Suatu waktu majalah tersebut menyajikan gambar gadis yang mengenakan kostum Lolicon di halaman depannya. Ternyata muncul banyak komplain terhadap gambar tersebut. Mereka mengatakan bahwa gambar gadis sebenarnya telah merusak rasa citra para karakter Lolicon.
Penulis sendiri berpikir bahwa kecintaan terhadap karakter Lolicon tidak hanya datang begitu saja. Sebagai lelaki normal, tentunya seks merupakan salah satu daya tarik utama.
Karakter Lolicon yang imut dan menggemaskan memiliki daya tarik seksual bagi para fansnya. Bahkan sebagian masyarakat menganggapnya sebagai pornografi terselubung.
Situs humantrafficking.org bahkan lebih keras lagi. Mereka menyatakan bahwa Jepang adalah pusat produksi dan distribusi gambar kekerasan seksual pada anak. Manga dan anime telah membantu menyuburkan hasrat para pedofilia untuk bercinta dengan wanita berseragam sekolah.
Namun, para kreator manga dan anime memprotes hal tersebut. Menurut mereka, takada unsur pornografi anak sama sekali dalam karya mereka. Mereka berargumen bahwa pornografi anak adalah adanya keterlibatan anak di bawah umur dalam proses produksi. Sementara karakter Lolicon hanya mewakili sifat kekanak-kanakan.

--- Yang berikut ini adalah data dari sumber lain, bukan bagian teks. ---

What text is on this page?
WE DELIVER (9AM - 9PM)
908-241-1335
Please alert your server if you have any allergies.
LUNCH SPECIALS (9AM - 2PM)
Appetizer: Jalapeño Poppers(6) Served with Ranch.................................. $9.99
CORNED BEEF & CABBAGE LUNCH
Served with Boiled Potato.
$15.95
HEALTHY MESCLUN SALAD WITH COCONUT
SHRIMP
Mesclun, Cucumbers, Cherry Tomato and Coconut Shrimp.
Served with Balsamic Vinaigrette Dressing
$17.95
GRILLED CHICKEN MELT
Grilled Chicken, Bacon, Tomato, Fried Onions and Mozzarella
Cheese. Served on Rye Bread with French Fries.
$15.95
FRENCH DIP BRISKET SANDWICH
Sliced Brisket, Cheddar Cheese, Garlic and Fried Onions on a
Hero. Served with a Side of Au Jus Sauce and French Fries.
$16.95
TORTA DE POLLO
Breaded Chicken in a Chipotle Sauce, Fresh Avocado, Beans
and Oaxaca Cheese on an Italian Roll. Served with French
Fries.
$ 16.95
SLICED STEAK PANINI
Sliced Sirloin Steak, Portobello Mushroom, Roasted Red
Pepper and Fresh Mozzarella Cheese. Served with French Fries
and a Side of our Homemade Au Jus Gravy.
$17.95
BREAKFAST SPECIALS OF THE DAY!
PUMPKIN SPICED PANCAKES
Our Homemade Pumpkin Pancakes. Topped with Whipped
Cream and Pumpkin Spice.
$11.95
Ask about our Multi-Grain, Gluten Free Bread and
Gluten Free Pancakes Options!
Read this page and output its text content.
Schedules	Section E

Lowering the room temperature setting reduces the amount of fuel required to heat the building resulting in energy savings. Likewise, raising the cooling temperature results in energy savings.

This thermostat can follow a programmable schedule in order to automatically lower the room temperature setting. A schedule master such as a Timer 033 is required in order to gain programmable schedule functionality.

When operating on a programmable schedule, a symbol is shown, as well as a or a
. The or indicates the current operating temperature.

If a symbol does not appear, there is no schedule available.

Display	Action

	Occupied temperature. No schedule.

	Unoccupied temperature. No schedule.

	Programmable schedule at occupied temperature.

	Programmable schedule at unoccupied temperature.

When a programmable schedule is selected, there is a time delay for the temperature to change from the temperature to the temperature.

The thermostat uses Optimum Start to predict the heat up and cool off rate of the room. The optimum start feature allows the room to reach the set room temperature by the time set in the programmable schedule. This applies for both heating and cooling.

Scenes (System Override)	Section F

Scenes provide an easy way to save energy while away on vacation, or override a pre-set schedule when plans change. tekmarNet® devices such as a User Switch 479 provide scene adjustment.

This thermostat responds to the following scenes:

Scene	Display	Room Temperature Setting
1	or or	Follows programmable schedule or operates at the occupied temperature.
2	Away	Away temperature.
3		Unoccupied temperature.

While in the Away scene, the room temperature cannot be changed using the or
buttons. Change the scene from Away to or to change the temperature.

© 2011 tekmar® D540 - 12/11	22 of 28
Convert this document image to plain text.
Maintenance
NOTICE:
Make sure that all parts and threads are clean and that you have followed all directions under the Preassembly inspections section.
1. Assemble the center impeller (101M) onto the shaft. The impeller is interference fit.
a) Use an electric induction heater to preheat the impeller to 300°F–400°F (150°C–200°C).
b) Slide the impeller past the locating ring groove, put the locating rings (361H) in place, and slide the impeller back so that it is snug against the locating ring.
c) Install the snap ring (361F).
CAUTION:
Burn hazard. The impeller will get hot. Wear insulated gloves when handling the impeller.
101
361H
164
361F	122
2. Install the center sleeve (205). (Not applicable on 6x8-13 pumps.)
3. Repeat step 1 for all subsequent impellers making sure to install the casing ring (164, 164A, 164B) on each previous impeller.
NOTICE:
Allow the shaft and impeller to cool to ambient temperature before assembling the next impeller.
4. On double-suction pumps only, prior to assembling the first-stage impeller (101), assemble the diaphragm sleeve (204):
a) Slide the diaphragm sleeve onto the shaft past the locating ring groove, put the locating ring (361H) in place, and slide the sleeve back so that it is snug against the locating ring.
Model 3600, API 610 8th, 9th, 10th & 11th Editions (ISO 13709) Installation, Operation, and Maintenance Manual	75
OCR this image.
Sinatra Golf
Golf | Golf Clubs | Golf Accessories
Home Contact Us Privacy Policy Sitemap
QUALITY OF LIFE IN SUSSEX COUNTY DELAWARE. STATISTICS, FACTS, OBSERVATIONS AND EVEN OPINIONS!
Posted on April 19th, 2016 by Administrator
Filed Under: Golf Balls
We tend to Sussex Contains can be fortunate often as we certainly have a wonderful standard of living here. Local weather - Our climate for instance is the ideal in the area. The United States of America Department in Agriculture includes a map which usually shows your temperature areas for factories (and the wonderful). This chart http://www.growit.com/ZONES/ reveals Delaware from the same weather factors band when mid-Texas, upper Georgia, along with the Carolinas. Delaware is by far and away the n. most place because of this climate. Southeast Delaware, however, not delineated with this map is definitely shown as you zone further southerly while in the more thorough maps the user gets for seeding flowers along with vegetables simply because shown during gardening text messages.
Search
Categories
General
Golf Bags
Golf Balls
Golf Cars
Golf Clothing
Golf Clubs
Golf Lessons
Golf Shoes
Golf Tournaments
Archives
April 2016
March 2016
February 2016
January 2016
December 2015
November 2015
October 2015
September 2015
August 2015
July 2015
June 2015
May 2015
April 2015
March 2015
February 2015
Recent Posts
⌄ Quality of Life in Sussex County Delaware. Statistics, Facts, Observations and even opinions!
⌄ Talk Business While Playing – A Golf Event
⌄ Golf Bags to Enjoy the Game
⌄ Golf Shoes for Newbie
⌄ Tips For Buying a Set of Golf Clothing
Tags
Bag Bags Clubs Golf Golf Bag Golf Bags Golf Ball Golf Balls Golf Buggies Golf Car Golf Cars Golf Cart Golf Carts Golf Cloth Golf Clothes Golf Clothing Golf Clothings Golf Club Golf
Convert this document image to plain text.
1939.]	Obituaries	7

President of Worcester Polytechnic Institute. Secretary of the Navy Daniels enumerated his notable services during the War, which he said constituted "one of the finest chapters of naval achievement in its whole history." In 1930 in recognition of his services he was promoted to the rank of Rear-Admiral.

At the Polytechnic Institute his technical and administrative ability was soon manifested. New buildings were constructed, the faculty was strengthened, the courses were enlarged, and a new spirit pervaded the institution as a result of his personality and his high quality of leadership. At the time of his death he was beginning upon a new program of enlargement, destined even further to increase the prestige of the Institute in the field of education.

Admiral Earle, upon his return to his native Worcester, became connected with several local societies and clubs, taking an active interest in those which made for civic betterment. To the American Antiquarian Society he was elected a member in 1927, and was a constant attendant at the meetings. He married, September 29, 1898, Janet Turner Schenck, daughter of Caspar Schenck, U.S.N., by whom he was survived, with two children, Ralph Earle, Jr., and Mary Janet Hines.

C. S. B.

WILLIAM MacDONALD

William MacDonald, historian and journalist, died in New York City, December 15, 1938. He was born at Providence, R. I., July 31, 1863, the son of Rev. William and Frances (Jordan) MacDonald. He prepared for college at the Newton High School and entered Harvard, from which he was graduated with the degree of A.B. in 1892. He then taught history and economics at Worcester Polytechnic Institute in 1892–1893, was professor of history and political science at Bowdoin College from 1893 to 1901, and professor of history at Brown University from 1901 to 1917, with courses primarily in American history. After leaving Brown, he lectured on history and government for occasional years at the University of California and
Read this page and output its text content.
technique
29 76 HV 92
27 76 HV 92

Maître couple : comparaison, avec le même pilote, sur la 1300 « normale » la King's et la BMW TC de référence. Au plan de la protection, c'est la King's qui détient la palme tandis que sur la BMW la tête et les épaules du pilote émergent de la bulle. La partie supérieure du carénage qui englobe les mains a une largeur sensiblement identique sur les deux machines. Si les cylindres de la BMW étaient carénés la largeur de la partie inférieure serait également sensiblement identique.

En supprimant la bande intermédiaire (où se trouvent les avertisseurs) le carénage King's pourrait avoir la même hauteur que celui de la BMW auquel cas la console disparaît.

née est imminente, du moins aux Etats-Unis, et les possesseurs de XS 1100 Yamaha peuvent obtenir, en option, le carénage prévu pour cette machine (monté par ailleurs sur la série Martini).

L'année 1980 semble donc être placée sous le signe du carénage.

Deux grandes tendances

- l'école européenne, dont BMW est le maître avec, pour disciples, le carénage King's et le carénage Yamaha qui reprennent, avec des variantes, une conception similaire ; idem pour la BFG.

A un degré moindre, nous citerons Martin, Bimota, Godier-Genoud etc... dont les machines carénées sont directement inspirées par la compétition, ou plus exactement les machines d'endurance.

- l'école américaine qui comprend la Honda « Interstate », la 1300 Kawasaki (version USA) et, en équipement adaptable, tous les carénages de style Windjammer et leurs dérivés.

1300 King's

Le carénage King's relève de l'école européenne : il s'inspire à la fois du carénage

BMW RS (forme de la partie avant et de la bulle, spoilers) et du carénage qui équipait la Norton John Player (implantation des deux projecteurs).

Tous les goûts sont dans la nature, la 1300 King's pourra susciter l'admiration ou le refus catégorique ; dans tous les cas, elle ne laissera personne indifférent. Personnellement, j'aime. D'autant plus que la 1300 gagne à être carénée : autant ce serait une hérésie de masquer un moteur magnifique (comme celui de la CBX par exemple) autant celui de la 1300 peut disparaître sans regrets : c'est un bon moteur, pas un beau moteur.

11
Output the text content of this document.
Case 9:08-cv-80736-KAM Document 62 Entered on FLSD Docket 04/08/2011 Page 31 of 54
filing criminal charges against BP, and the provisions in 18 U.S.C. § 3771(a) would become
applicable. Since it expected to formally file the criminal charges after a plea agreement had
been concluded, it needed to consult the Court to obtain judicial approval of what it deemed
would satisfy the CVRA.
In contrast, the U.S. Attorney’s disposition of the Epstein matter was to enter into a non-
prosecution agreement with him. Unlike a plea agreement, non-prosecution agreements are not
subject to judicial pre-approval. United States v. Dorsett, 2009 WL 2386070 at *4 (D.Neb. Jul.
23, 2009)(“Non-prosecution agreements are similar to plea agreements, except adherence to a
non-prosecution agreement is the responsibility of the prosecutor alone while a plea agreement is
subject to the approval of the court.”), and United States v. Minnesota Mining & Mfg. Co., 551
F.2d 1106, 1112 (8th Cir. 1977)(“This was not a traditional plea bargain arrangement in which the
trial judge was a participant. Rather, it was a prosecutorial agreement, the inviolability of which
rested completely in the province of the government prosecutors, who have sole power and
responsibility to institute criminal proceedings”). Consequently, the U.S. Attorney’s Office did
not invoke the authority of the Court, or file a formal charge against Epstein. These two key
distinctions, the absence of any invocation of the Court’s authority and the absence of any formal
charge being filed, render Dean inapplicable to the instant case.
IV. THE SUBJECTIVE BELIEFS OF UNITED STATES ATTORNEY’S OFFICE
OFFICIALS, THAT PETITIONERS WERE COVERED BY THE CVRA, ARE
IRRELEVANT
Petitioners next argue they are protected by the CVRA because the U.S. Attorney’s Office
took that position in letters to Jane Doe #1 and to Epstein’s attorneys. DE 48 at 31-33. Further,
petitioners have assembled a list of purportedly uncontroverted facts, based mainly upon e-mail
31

Mereka bahkan menuduh PBB ingin mengakomodir kepentingan Barat yang ingin menghentikan kesuksesan anime di seluruh dunia.
"Hasrat terhadap gambar dua dimensi tak hanya untuk gadis itu saja. Namun, juga untuk kualitas kegadisan yang disimbolkan lewat keimutan (Kawai)."
Nyatanya pornografi anak memang tumbuh subur di Jepang. Meskipun ada larangan umur minimal sebagai artis film porno, tidak jarang tema Kawai menjadi subjek dari para pembuat film porno.